Driving home, we were silent. I was still stunned by what the children had said. Were they just messing with us, or did they really not know that the Jews were part of the Christian story—and not just any part, but an important part? When we got home, we looked through our teacher’s manual again, this time starting at the beginning, with what they should have learned the month before. The curriculum jumped around, three lessons on Peter, then three on the Epistles, then a couple of stories from Jesus’ life. There seemed to be no logic at all. At their age—all rising fourth and fifth graders—surely the kids were ready to stop learning one random Bible story after another and instead, begin to piece together the narrative. Our church practices youth and adult baptism, and in the next class up, “Miss Cathy” begins to talk with them about this concept (she also, rumor has it, forbids staple wars and excessive glittering). How can someone understand the Crucifixion without understanding animal sacrifice, or the various covenants God has made with people? How could they experience the New Law without knowing the Old? What prophecy is fulfilled if you don’t know the Prophets?
On top of that, the kids were clearly bored. They might not have known it, but they needed a challenge. They needed to be taken seriously as Christians waiting to happen. The curriculum wasn’t helping. It suggests asking the kids to memorize the books of the Bible, but prints whatever verses they need for class in the handout. The best way to keep the order of the books fresh in one’s mind is to have to use them to navigate one’s way to a particular verse. The curriculum also contained activities that might help entertain kids for an hour, but wasn’t going to get them to ask really hard questions about their spirituality. For example, the lesson on the fruits of the spirit suggested having the kids take Sharpies and write the names of each of the spiritual fruits on an actual, physical, plant-type fruit (it also helpfully pointed out that thick-skinned fruits would be best suited to this purpose), putting them in order according to the verse…and then eating them.
When Pat asked us if we would be teaching in the fall quarter, we answered her with a “Yes, if.” We presented her with our own curriculum—a detailed study of the Pentateuch, including concordances, timelines, maps, and, yes, even looking things up in real Bibles. Pat was dubious—she felt she really had to stick to the curriculum. I would have given up right there, but my husband has a stubborn streak. As he talked to her, I could see Pat’s eyes beginning to tear up a little. “You’re the first ones the whole time I’ve been coordinating education who wanted to do anything different.”

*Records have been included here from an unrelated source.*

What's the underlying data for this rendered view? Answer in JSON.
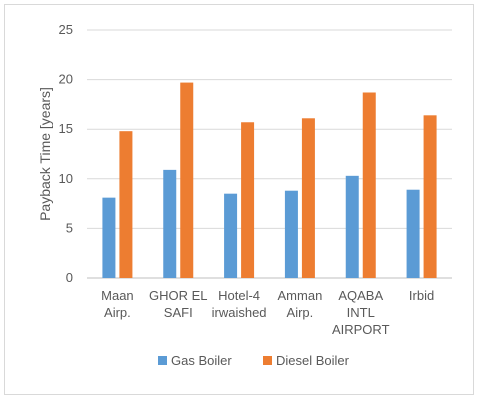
{
  "chart_data": {
    "type": "bar",
    "title": "",
    "xlabel": "",
    "ylabel": "Payback Time [years]",
    "ylim": [
      0,
      25
    ],
    "yticks": [
      0,
      5,
      10,
      15,
      20,
      25
    ],
    "grid": true,
    "legend_position": "bottom",
    "categories": [
      [
        "Maan",
        "Airp."
      ],
      [
        "GHOR EL",
        "SAFI"
      ],
      [
        "Hotel-4",
        "irwaished"
      ],
      [
        "Amman",
        "Airp."
      ],
      [
        "AQABA",
        "INTL",
        "AIRPORT"
      ],
      [
        "Irbid"
      ]
    ],
    "series": [
      {
        "name": "Gas Boiler",
        "color": "#5b9bd5",
        "values": [
          8.1,
          10.9,
          8.5,
          8.8,
          10.3,
          8.9
        ]
      },
      {
        "name": "Diesel Boiler",
        "color": "#ed7d31",
        "values": [
          14.8,
          19.7,
          15.7,
          16.1,
          18.7,
          16.4
        ]
      }
    ]
  }
}
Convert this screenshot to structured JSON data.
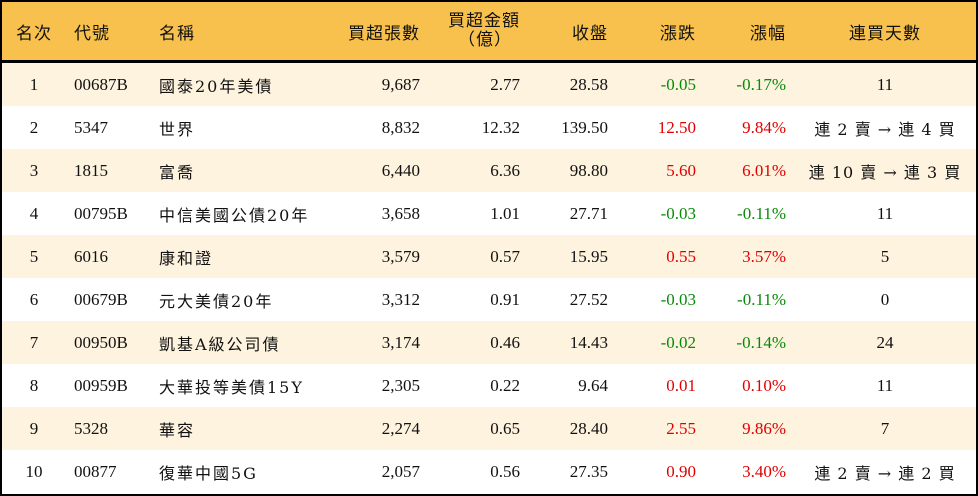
{
  "colors": {
    "header_bg": "#f8c14d",
    "row_odd_bg": "#fdf3de",
    "row_even_bg": "#ffffff",
    "up": "#e00000",
    "down": "#078a07",
    "border": "#000000"
  },
  "table": {
    "headers": {
      "rank": "名次",
      "code": "代號",
      "name": "名稱",
      "net_buy_volume": "買超張數",
      "net_buy_amount_line1": "買超金額",
      "net_buy_amount_line2": "（億）",
      "close": "收盤",
      "change": "漲跌",
      "change_pct": "漲幅",
      "consecutive_days": "連買天數"
    },
    "rows": [
      {
        "rank": "1",
        "code": "00687B",
        "name": "國泰20年美債",
        "volume": "9,687",
        "amount": "2.77",
        "close": "28.58",
        "change": "-0.05",
        "pct": "-0.17%",
        "dir": "down",
        "days": "11"
      },
      {
        "rank": "2",
        "code": "5347",
        "name": "世界",
        "volume": "8,832",
        "amount": "12.32",
        "close": "139.50",
        "change": "12.50",
        "pct": "9.84%",
        "dir": "up",
        "days": "連 2 賣 → 連 4 買"
      },
      {
        "rank": "3",
        "code": "1815",
        "name": "富喬",
        "volume": "6,440",
        "amount": "6.36",
        "close": "98.80",
        "change": "5.60",
        "pct": "6.01%",
        "dir": "up",
        "days": "連 10 賣 → 連 3 買"
      },
      {
        "rank": "4",
        "code": "00795B",
        "name": "中信美國公債20年",
        "volume": "3,658",
        "amount": "1.01",
        "close": "27.71",
        "change": "-0.03",
        "pct": "-0.11%",
        "dir": "down",
        "days": "11"
      },
      {
        "rank": "5",
        "code": "6016",
        "name": "康和證",
        "volume": "3,579",
        "amount": "0.57",
        "close": "15.95",
        "change": "0.55",
        "pct": "3.57%",
        "dir": "up",
        "days": "5"
      },
      {
        "rank": "6",
        "code": "00679B",
        "name": "元大美債20年",
        "volume": "3,312",
        "amount": "0.91",
        "close": "27.52",
        "change": "-0.03",
        "pct": "-0.11%",
        "dir": "down",
        "days": "0"
      },
      {
        "rank": "7",
        "code": "00950B",
        "name": "凱基A級公司債",
        "volume": "3,174",
        "amount": "0.46",
        "close": "14.43",
        "change": "-0.02",
        "pct": "-0.14%",
        "dir": "down",
        "days": "24"
      },
      {
        "rank": "8",
        "code": "00959B",
        "name": "大華投等美債15Y",
        "volume": "2,305",
        "amount": "0.22",
        "close": "9.64",
        "change": "0.01",
        "pct": "0.10%",
        "dir": "up",
        "days": "11"
      },
      {
        "rank": "9",
        "code": "5328",
        "name": "華容",
        "volume": "2,274",
        "amount": "0.65",
        "close": "28.40",
        "change": "2.55",
        "pct": "9.86%",
        "dir": "up",
        "days": "7"
      },
      {
        "rank": "10",
        "code": "00877",
        "name": "復華中國5G",
        "volume": "2,057",
        "amount": "0.56",
        "close": "27.35",
        "change": "0.90",
        "pct": "3.40%",
        "dir": "up",
        "days": "連 2 賣 → 連 2 買"
      }
    ]
  }
}
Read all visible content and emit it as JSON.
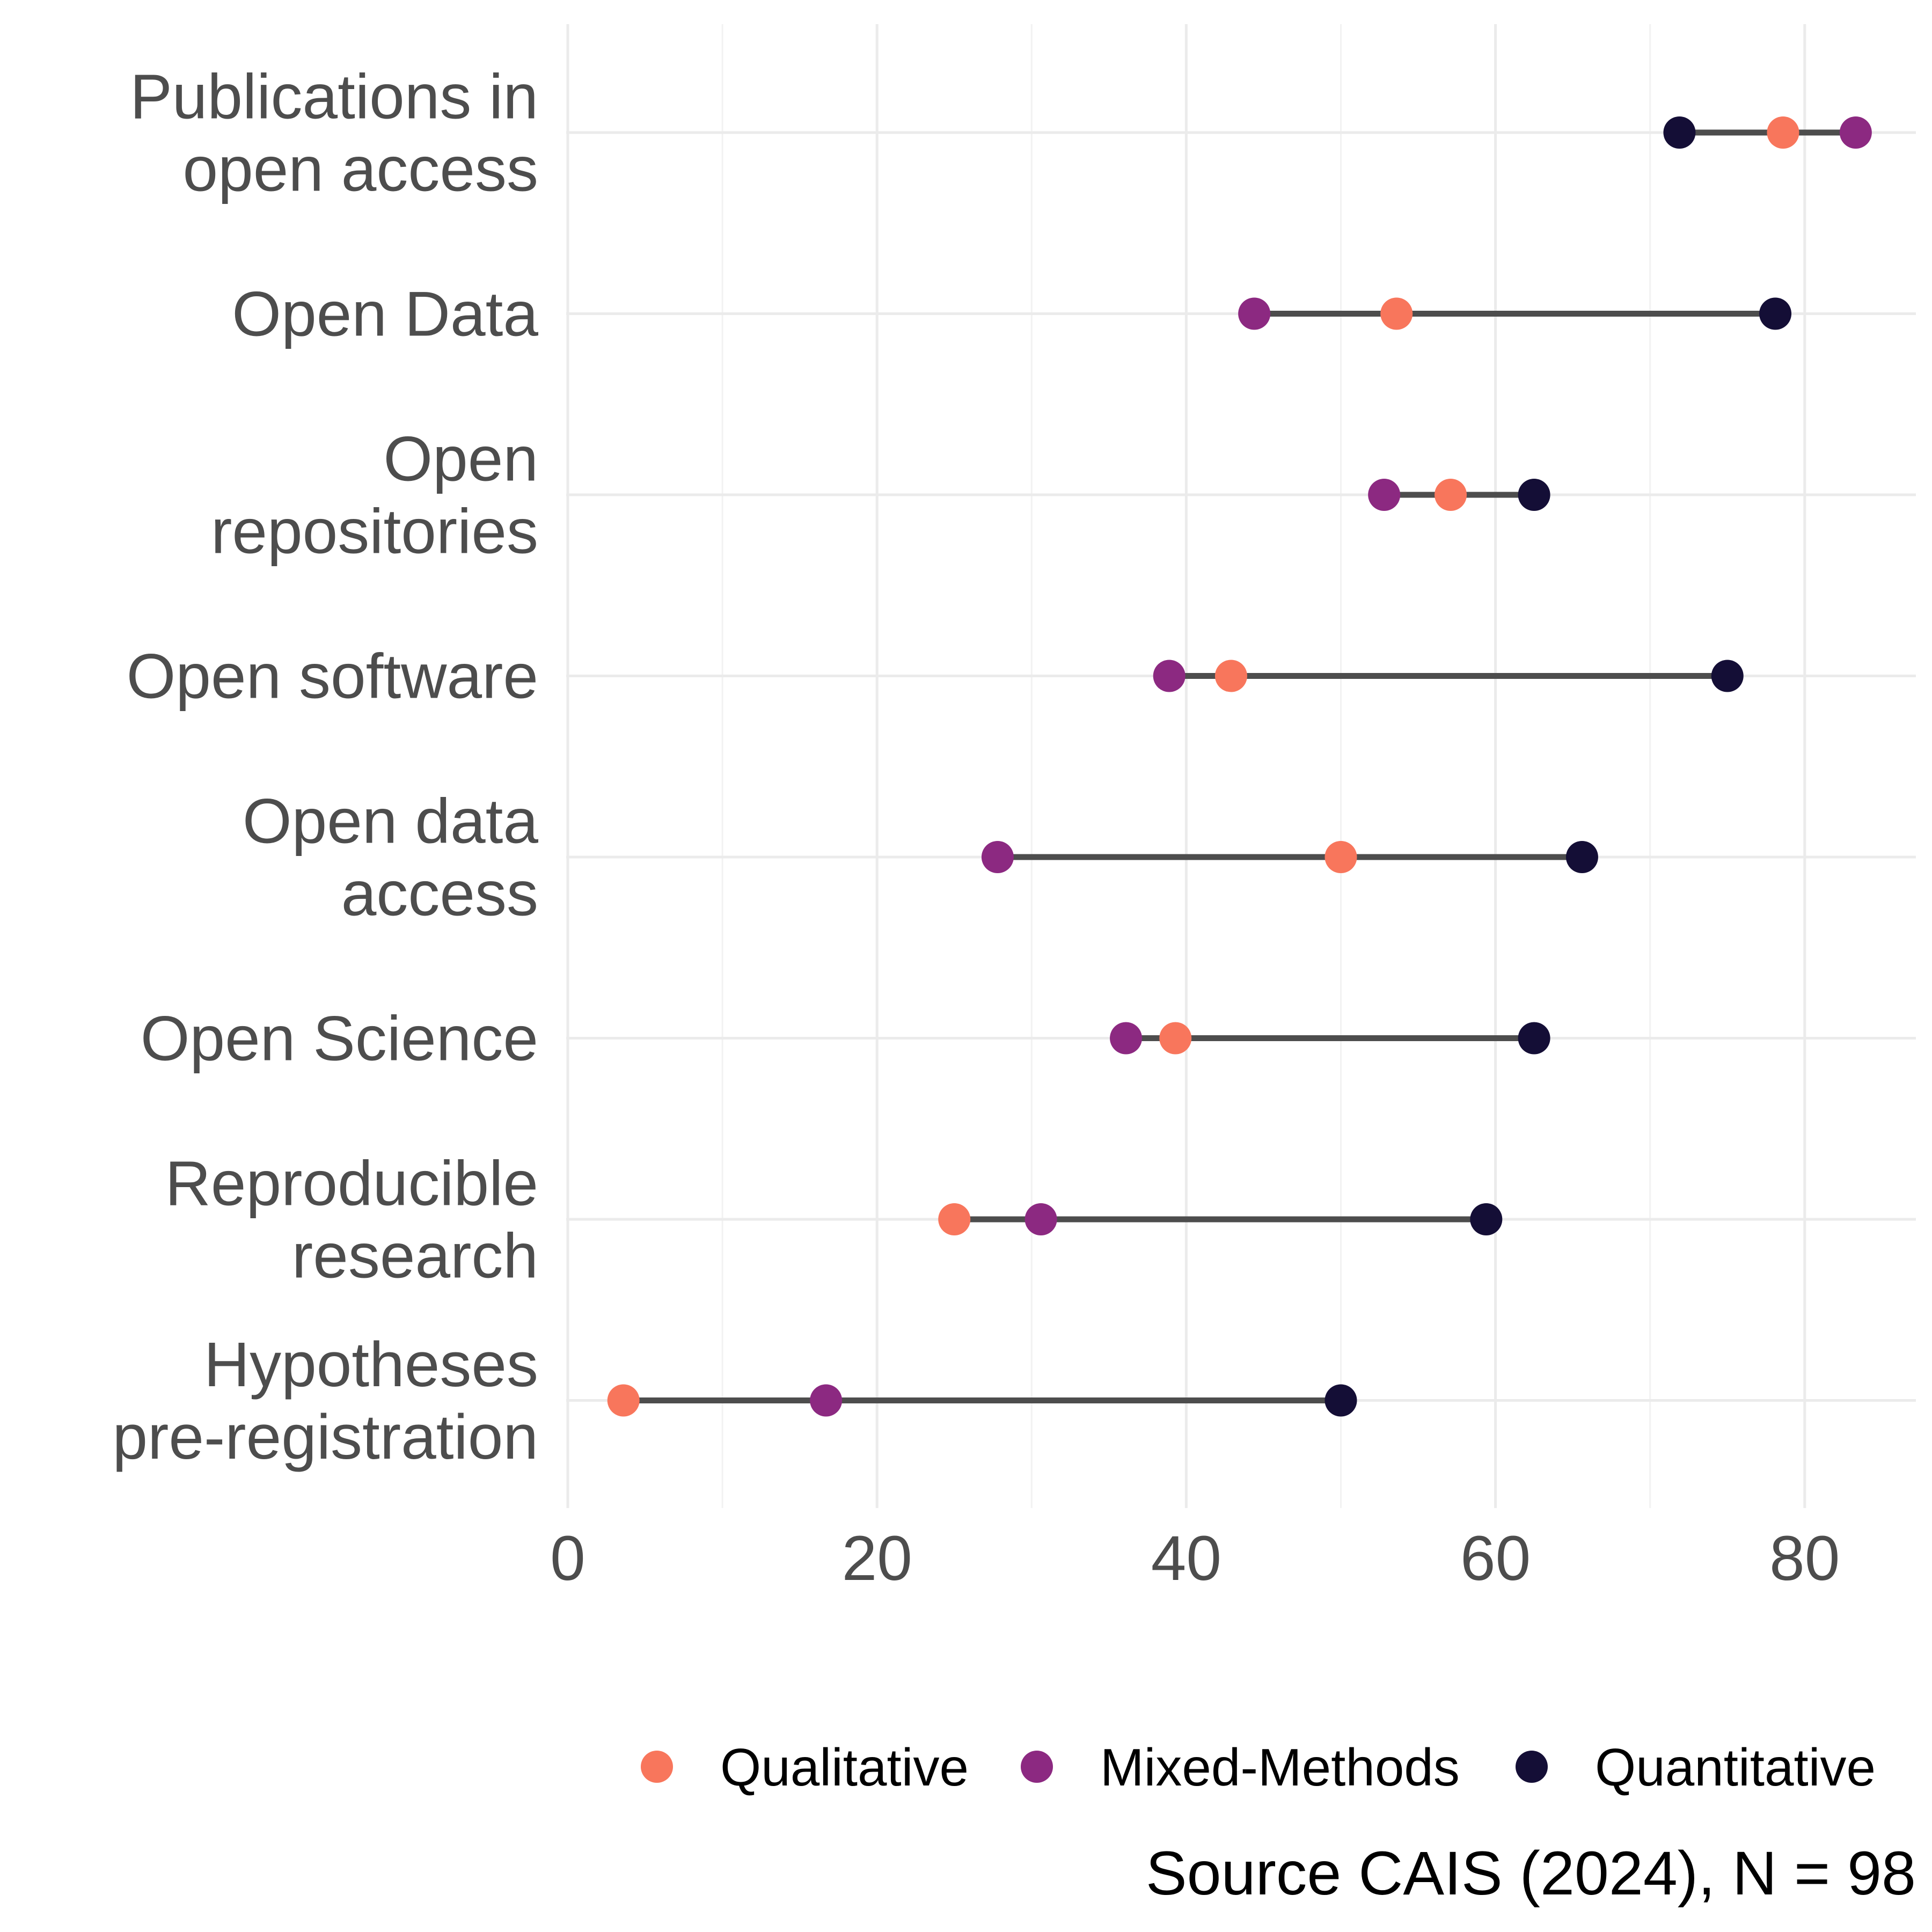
{
  "chart_data": {
    "type": "dumbbell",
    "title": "",
    "xlabel": "",
    "ylabel": "",
    "xlim": [
      0,
      87
    ],
    "x_ticks": [
      0,
      20,
      40,
      60,
      80
    ],
    "grid": true,
    "legend_position": "bottom-right",
    "categories": [
      "Publications in\nopen access",
      "Open Data",
      "Open\nrepositories",
      "Open software",
      "Open data\naccess",
      "Open Science",
      "Reproducible\nresearch",
      "Hypotheses\npre-registration"
    ],
    "series": [
      {
        "name": "Qualitative",
        "color": "#F8765C",
        "values": [
          78.6,
          53.6,
          57.1,
          42.9,
          50.0,
          39.3,
          25.0,
          3.6
        ]
      },
      {
        "name": "Mixed-Methods",
        "color": "#8C2981",
        "values": [
          83.3,
          44.4,
          52.8,
          38.9,
          27.8,
          36.1,
          30.6,
          16.7
        ]
      },
      {
        "name": "Quantitative",
        "color": "#140E36",
        "values": [
          71.9,
          78.1,
          62.5,
          75.0,
          65.6,
          62.5,
          59.4,
          50.0
        ]
      }
    ],
    "caption": "Source CAIS (2024), N = 98"
  },
  "colors": {
    "background": "#FFFFFF",
    "grid_major": "#EBEBEB",
    "grid_minor": "#F2F2F2",
    "segment": "#4D4D4D",
    "axis_text": "#4D4D4D",
    "legend_text": "#000000",
    "caption_text": "#000000"
  }
}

At first, our students resisted. I think they missed their coloring sheets. Only a few weeks in, we saw a change. They argued over who got to write the long names on the family tree (thanks to the vagaries of chance, the same kid got to write both “Mahalalel” and “Methuselah”). They all wanted to be the one to read the verse. We had a class of nine- and ten-year-olds who were excited about the Bible. This was very cool.